The docs are accurate, they just don't tell you what will happen if you actually try to use an uncondensed distance matrix.
The function raises a warning but still runs because it first tries to convert input into a numpy array. This creates a 2-D array from your 2-D DataFrame while at the same time recognizing that this likely isn't the expected input based on the array dimensions and symmetry.
Depending on the complexity (e.g. cluster separation, number of clusters, distribution of data across clusters) of your input data, the clustering may still look like it succeeds in generating a suitable dendrogram, as you noted. This makes sense conceptually because the result is a clustering of n- similarity vectors which may be well-separated in simple cases.
For example, here is some synthetic data with 150 observations and 2 clusters:
import pandas as pd
from scipy.spatial.distance import cosine, pdist, squareform
np.random.seed(42) # for repeatability
a = np.random.multivariate_normal([10, 0], [[3, 1], [1, 4]], size=[100,])
b = np.random.multivariate_normal([0, 20], [[3, 1], [1, 4]], size=[50,])
obs_df = pd.DataFrame(np.concatenate((a, b),), columns=['x', 'y'])
obs_df.plot.scatter(x='x', y='y')
Z = linkage(obs_df, 'ward')
fig = plt.figure(figsize=(8, 4))
dn = dendrogram(Z)

If you generate a similarity matrix, this is an n
x n
matrix that could still be clustered as if it were n
vectors. I can't plot 150-D vectors, but plotting the magnitude of each vector and then the dendrogram seems to confirm a similar clustering.
def similarity_func(u, v):
return 1-cosine(u, v)
dists = pdist(obs_df, similarity_func)
sim_df = pd.DataFrame(squareform(dists), columns=obs_df.index, index=obs_df.index)
sim_array = np.asarray(sim_df)
sim_lst = []
for vec in sim_array:
mag = np.linalg.norm(vec,ord=1)
sim_lst.append(mag)
pd.Series(sim_lst).plot.bar()
Z = linkage(sim_df, 'ward')
fig = plt.figure(figsize=(8, 4))
dn = dendrogram(Z)

What we're really clustering here is a vector whose components are similarity measures of each of the 150 points.
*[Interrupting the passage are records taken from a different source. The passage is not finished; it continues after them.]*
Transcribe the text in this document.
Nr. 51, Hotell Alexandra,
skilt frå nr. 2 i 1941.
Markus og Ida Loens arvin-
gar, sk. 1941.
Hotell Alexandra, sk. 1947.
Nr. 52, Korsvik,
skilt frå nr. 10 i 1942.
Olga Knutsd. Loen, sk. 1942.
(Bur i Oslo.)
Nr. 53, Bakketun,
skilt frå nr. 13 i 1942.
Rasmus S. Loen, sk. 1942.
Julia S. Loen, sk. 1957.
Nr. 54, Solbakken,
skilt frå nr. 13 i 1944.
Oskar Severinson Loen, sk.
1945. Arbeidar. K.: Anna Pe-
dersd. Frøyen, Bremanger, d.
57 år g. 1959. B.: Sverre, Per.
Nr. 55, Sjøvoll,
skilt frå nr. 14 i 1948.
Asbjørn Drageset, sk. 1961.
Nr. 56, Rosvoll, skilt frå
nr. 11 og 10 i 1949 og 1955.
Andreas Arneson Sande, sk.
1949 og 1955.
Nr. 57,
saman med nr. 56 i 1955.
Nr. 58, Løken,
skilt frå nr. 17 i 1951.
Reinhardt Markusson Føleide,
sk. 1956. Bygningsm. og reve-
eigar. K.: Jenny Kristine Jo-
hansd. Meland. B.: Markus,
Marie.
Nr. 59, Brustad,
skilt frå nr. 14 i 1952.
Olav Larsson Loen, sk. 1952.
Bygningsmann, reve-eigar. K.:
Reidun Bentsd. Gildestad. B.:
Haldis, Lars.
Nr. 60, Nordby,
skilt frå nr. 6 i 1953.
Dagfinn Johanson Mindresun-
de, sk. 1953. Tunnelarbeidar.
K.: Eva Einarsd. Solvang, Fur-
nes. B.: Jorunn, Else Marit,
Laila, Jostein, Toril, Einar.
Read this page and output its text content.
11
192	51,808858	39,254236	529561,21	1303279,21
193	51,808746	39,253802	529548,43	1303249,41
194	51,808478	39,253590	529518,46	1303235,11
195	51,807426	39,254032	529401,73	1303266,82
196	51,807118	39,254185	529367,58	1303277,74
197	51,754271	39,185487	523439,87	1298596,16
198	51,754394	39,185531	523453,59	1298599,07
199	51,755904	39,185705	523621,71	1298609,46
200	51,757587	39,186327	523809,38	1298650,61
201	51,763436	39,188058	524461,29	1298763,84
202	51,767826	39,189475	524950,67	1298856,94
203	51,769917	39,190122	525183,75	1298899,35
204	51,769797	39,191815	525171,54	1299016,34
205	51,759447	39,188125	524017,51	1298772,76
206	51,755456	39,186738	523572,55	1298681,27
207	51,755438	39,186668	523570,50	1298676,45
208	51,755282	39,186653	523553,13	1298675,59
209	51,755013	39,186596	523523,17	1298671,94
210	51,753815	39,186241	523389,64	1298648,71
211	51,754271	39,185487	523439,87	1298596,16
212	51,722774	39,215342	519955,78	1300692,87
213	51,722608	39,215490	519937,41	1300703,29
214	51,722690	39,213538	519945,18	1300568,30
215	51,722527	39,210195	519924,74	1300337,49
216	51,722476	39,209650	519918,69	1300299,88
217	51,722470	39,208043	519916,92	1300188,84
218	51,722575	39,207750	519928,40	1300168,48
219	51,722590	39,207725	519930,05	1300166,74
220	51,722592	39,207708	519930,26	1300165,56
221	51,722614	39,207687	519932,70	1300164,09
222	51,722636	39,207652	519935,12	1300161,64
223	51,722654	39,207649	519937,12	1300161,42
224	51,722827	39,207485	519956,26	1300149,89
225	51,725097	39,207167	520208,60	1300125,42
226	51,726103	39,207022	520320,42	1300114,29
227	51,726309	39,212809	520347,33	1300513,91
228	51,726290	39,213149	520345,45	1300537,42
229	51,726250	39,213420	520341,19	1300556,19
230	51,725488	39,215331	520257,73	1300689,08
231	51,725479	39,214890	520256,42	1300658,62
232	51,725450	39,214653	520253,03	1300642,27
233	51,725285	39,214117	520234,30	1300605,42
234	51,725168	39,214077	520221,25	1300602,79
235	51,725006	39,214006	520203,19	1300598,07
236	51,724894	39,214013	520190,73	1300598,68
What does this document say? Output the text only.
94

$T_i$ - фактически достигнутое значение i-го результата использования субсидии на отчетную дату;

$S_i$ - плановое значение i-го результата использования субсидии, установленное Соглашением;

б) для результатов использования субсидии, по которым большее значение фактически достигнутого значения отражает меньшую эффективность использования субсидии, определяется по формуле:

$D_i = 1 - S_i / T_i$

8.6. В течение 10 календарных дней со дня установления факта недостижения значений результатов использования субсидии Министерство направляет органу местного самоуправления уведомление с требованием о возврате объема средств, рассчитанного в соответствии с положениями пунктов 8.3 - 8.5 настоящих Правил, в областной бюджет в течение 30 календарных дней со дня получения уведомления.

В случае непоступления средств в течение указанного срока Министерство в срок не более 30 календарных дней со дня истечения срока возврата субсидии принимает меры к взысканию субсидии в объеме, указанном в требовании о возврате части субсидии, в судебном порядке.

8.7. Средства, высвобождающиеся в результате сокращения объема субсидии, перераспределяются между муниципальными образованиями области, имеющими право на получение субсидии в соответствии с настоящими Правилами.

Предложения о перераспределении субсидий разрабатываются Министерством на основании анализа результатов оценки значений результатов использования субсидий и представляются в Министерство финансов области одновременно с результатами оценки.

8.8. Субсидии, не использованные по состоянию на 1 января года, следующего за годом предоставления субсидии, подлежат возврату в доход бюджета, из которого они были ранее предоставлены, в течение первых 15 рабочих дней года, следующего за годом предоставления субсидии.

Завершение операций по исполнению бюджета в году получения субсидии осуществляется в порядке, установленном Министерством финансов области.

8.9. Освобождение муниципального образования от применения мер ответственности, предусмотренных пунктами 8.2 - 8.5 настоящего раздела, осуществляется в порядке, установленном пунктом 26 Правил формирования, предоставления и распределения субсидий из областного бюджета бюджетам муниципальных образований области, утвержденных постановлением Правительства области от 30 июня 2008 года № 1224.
We're clustering a collection of each point's intra- and inter-cluster similarity measures. Since the two clusters are different sizes, a point in one cluster will have a rather different collection of intra- and inter-cluster similarities relative to a point in the other cluster. Hence, we get two primary clusters that are proportionate to the number of points in each cluster just as we did in the first step.